Les autorités sanitaires multiplient les recommandations : rester au frais, limiter les déplacements, s’hydrater régulièrement, adapter son rythme de vie. Pour plusieurs dizaines de milliers de personnes détenues, ces conseils relèvent pourtant de la fiction. Dans des cellules surpeuplées, souvent mal ventilées, où le béton accumule la chaleur et où l’accès à l’eau demeure parfois limité, la canicule devient une expérience d’autant plus violente qu’elle est subie sans possibilité de fuite.

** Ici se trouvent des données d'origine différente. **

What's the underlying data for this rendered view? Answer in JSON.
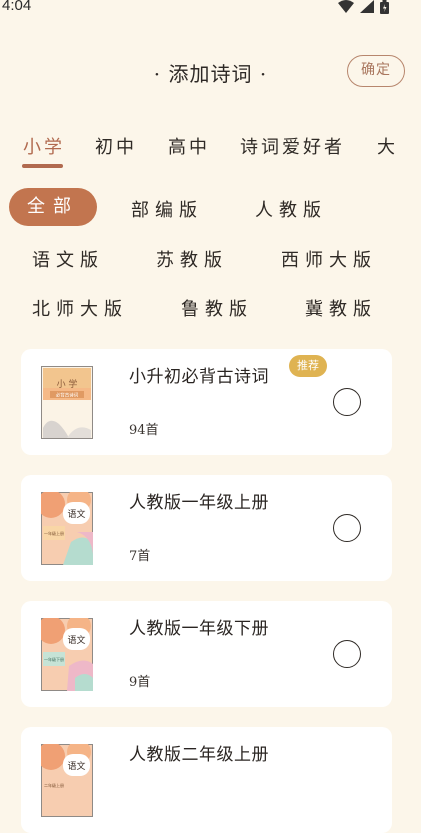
{
  "status_bar": {
    "time": "4:04"
  },
  "header": {
    "title": "· 添加诗词 ·",
    "confirm_label": "确定"
  },
  "tabs": [
    "小学",
    "初中",
    "高中",
    "诗词爱好者",
    "大"
  ],
  "editions": [
    "全部",
    "部编版",
    "人教版",
    "语文版",
    "苏教版",
    "西师大版",
    "北师大版",
    "鲁教版",
    "冀教版"
  ],
  "books": [
    {
      "title": "小升初必背古诗词",
      "count": "94首",
      "badge": "推荐",
      "cover_title": "小 学",
      "cover_subtitle": "必背古诗词"
    },
    {
      "title": "人教版一年级上册",
      "count": "7首",
      "cover_tag": "语文",
      "cover_grade": "一年级上册"
    },
    {
      "title": "人教版一年级下册",
      "count": "9首",
      "cover_tag": "语文",
      "cover_grade": "一年级下册"
    },
    {
      "title": "人教版二年级上册",
      "count": "",
      "cover_tag": "语文",
      "cover_grade": "二年级上册"
    }
  ],
  "colors": {
    "accent": "#b16a4f",
    "chip_selected": "#c2754f",
    "badge": "#dfb352",
    "background": "#fcf6ea"
  }
}
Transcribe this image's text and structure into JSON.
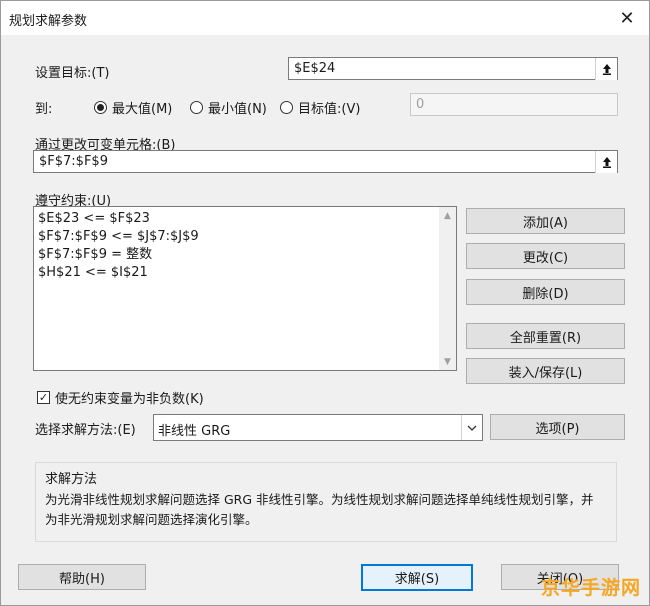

La prison apparaît ainsi comme l’un des lieux où se manifestent avec le plus d’intensité les conséquences sociales du dérèglement climatique. Mais ce que révèle la chaleur carcérale dépasse largement la question pénitentiaire. Elle nous oblige à interroger la manière dont nos sociétés distribuent désormais l’exposition aux risques écologiques. Elle invite également à relire Michel Foucault à la lumière d’une question qu’il n’a jamais connue : celle de l’Anthropocène.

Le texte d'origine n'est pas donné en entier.